Subscribe

Reallocate on Snaplock aggregate after disk addition

We are expanding our Snaplocked aggregates by a couple of disks, and are trying to avoid creating "hot disks".

Can you run reallocate on Snaplock aggregates? Would there be any benefits?

I think it would be similar to running reallocate on volumes with snapshots, which means very little benefits. Has anyone

done this and seen results?

Thanks.

Re: Reallocate on Snaplock aggregate after disk addition

Hey Fabian,

(I cannot comment on the Snaplock part)

I have worked on filers which were under tremendous load, and every once of performance we could squeeze out of them was important.

Yes I have done WAFL reallocate on Trad Vols in the old days, which are essentially what AGGR's are today.

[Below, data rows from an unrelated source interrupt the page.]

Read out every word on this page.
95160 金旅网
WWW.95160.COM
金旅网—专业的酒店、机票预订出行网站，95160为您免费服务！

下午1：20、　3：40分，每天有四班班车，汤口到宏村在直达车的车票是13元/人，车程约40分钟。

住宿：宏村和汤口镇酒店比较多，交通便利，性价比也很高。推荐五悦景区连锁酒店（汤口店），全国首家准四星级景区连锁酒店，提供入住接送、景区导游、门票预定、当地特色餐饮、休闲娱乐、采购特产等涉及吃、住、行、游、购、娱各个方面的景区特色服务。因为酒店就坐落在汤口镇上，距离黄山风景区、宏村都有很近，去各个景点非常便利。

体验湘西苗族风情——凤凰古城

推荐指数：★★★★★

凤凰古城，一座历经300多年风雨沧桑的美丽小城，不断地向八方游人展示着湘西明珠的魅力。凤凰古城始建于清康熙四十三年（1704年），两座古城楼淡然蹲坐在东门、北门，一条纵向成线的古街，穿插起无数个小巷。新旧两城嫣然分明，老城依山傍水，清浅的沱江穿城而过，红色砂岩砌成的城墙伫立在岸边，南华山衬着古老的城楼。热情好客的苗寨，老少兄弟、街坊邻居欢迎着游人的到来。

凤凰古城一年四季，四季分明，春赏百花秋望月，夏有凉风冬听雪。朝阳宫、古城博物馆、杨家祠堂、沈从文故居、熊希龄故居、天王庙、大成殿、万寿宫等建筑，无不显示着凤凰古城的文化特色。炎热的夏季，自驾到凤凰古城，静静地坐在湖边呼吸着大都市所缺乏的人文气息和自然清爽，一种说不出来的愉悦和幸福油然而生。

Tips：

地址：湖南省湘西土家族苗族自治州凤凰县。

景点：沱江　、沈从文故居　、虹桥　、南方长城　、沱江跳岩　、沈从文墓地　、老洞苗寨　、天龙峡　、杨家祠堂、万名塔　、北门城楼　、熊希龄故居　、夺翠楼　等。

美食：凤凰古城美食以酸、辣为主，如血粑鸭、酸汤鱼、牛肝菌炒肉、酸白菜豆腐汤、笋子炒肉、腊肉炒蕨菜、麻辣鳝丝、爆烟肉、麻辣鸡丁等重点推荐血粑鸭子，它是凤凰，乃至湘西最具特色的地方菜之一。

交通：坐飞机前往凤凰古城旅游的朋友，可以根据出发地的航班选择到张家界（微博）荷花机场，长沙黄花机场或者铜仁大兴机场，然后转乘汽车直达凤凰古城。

Yes I have seen performance improvement and the elimination of "hot disks", I would recommend it based on the following constraints.

1.     You always will have a chance of data loss running this command, so make sure your management is aware of this factor. (backups, risk mitigation, etc)

2.     You really need the faster performance for the environment, vs a like too have.

Hope this helps.

Anthony Feigl

Re: Reallocate on Snaplock aggregate after disk addition

Hey Anthony,

We currently have reallocate scheduled and running on all our volumes that don't contain Snapshots.

I see the improvements on these specific volumes, but with Snaplock, we are unsure if we can

eliminate these hot disks. I've searched the NOW site and have found nothing. Are you aware of any

documentation detailing reallocate on snaplock volumes/aggregates?

Thanks for the help

Re: Reallocate on Snaplock aggregate after disk addition

Hi Fabian,

Currently the reallocate command isn't supported on SnapLock aggregates.

Thanks,

S.Naresh

Re: Reallocate on Snaplock aggregate after disk addition

To my knowledge its never been best practice to add a couple of disks at the time. for the exact reason you mention; avoid hot spots.

Add many disks and you ll be fine. i know this answer does not sit well with those that pay the bill for the disks but hey... thats the answer

anyways to avoid degraded performance.